3. A tappet adjusting tool according to claim 1, wherein the wedge member is pivotally mounted to the body extension by means of a shaft and wherein a second shaft, substantially perpendicular to the mounting shaft is biased toward the wedge member so that an end thereof abuts said wedge member, a portion of such abuting end of the second shaft being cut away so that with the second shaft in one position, its end abuts the wedge member laterally of its mounting shaft thereby swinging such wedge members in toward the tool body, and upon rotation of the second shaft, its abuting end moves over the wedge member mounting shaft causing the wedge member to pivot away from the tool body and remain biased that way, and means are also included for rotating the second shaft.

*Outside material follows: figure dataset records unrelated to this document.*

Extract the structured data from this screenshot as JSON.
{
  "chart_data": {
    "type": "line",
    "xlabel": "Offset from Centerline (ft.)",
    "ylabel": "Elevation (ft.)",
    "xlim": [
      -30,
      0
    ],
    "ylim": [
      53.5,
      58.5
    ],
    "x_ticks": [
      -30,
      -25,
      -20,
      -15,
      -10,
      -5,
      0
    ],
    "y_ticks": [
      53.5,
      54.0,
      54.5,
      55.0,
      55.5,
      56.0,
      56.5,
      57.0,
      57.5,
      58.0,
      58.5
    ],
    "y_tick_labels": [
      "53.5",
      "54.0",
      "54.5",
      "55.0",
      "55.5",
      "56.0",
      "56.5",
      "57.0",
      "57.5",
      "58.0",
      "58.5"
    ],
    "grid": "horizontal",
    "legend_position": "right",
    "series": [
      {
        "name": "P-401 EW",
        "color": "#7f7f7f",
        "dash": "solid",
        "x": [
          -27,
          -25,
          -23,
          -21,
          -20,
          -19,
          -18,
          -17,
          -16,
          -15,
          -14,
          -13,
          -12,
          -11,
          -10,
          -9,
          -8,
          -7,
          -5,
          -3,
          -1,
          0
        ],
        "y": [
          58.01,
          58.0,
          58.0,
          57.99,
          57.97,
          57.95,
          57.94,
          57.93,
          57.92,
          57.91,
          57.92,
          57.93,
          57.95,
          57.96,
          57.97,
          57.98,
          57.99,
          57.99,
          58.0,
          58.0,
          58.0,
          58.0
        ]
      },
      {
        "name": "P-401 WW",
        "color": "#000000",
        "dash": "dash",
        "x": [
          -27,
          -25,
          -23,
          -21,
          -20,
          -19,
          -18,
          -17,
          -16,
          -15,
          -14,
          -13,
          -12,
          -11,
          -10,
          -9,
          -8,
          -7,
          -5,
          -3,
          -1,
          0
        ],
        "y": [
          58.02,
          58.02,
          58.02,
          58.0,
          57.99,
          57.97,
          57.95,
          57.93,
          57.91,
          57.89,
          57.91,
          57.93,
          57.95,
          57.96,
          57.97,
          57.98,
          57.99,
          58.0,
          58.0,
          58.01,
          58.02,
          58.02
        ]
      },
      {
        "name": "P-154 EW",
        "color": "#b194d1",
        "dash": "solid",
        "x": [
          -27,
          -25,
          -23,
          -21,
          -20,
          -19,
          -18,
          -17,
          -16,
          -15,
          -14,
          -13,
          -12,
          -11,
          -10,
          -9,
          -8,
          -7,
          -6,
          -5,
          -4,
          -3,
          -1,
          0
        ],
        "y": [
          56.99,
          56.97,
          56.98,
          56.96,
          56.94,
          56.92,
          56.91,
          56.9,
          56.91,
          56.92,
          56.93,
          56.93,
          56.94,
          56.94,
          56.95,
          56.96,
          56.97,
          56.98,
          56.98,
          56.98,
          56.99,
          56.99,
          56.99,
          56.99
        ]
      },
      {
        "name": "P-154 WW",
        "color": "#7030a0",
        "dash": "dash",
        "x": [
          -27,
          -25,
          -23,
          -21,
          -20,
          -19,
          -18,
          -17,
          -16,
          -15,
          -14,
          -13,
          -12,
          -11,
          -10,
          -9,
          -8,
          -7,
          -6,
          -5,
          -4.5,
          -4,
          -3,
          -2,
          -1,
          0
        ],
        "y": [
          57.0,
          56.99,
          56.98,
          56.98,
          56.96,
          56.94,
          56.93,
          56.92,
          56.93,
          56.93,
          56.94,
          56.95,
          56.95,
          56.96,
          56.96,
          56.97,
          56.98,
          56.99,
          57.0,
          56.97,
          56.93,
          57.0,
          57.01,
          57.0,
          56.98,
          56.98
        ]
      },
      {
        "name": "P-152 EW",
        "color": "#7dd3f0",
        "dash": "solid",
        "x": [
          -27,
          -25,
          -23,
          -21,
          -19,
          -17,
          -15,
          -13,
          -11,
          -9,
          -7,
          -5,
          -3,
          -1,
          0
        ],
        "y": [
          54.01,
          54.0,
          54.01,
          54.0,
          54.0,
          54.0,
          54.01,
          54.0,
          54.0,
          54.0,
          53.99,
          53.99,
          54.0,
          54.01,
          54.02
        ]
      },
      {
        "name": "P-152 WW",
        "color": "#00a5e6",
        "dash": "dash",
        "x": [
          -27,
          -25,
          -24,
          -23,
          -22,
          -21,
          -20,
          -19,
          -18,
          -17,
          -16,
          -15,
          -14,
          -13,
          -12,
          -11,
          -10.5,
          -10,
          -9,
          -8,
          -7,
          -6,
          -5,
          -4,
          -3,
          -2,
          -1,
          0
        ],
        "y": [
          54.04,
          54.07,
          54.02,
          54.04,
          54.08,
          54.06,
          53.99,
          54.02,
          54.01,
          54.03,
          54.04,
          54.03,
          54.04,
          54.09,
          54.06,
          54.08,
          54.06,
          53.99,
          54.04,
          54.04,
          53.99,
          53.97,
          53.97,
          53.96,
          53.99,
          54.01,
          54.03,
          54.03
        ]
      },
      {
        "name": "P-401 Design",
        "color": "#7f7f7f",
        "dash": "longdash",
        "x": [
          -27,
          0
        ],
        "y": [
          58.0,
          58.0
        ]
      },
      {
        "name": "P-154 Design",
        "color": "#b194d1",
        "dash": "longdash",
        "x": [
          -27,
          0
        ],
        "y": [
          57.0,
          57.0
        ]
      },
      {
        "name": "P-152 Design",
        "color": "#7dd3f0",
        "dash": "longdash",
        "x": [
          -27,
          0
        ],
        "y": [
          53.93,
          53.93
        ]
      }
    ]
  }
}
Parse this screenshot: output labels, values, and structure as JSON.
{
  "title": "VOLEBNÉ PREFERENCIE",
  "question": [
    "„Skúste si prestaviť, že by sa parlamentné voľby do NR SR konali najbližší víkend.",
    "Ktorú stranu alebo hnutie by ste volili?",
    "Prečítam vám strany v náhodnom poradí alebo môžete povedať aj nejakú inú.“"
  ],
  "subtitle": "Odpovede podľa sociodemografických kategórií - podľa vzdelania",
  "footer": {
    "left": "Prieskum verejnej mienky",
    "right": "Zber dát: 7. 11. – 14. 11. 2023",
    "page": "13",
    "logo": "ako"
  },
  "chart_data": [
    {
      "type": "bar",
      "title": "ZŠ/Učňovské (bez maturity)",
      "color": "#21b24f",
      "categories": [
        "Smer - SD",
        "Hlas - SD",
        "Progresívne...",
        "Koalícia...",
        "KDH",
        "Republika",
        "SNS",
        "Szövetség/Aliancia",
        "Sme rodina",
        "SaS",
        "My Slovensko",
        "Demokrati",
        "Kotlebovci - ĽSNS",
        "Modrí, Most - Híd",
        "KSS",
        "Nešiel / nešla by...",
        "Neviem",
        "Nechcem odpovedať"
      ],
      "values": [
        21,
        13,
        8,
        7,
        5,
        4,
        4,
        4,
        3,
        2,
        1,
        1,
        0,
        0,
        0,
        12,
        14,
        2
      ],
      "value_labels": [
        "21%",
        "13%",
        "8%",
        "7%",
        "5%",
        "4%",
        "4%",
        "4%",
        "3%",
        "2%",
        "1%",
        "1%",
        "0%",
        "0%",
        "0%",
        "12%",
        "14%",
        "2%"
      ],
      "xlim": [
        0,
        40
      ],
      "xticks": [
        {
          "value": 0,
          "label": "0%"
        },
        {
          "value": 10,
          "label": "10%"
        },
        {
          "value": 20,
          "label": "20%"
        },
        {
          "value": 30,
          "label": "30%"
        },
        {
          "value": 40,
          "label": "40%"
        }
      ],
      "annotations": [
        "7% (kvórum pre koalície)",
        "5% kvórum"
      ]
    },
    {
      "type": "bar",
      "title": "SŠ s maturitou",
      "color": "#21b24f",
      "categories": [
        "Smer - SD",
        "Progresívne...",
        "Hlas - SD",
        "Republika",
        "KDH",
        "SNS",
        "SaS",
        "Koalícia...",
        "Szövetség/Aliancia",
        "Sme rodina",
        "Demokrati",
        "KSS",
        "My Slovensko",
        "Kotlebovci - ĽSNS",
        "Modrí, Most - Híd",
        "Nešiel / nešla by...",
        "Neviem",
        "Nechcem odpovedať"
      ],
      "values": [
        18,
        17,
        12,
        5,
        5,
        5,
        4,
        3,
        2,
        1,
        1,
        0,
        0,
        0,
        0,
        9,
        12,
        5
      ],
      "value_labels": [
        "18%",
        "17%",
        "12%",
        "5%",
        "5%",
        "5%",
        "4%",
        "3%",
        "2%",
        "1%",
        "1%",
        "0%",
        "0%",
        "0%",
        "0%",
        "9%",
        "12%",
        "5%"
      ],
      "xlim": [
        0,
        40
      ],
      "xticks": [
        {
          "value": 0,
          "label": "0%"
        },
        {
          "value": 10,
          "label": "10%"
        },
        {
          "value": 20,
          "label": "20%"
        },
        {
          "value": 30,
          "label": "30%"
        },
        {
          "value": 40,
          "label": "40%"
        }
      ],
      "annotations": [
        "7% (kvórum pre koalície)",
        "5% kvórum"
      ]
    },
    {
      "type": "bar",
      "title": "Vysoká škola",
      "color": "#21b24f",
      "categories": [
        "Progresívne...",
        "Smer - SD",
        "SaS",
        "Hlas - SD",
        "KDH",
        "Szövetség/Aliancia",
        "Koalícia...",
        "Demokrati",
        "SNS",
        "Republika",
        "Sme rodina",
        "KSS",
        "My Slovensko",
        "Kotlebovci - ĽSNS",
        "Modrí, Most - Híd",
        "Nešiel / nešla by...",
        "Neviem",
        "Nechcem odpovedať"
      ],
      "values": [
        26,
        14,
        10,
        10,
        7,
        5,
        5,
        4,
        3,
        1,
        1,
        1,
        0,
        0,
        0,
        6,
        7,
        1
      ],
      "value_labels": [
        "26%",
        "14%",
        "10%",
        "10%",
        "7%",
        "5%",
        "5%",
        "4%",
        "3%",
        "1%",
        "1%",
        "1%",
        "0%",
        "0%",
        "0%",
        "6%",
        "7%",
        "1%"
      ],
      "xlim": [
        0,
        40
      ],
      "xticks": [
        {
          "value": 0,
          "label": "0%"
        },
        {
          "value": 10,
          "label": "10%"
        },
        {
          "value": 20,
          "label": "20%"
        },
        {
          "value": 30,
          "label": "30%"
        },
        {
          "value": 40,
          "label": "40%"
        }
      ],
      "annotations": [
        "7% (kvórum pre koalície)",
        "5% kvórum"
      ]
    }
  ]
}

4. A tappet adjusting tool according to claim 1, wherein the wedge member is removably mounted on the tool so that it may easily be interchanged with wedge members of different dimensions.

5. A tappet adjusting tool according to claim 1, wherein the main body extension is curved to easily fit between the cam and cylinder head.

6. A tappet adjusting tool according to claim 1, wherein the tool additionally includes means for adjusting the distance by which the plunger means extends from the body extension.

7. A tappet adjusting tool according to claim 6, wherein the adjusting means includes an adjusting screw coupled to the plunger means.

8. A tappet adjusting tool according to claim 6, wherein the adjusting means includes threads associated with the plunger means which engage mating threads associated with the tool body so that rotation of one set of threads with respect to the other will cause extension or retraction of the plunger means with respect to the tool body.

9. A tappet adjusting tool according to claim 8, wherein the adjusting means also comprises the means for extending the plunger.

10. A tappet adjusting tool according to claim 1, wherein the mean for extending the plunger includes at least one inclined slot in the tool body, a pin associated with the plunger means and received by said slot, and means for moving the pin along the slot so as to cause extension and retraction of the plunger.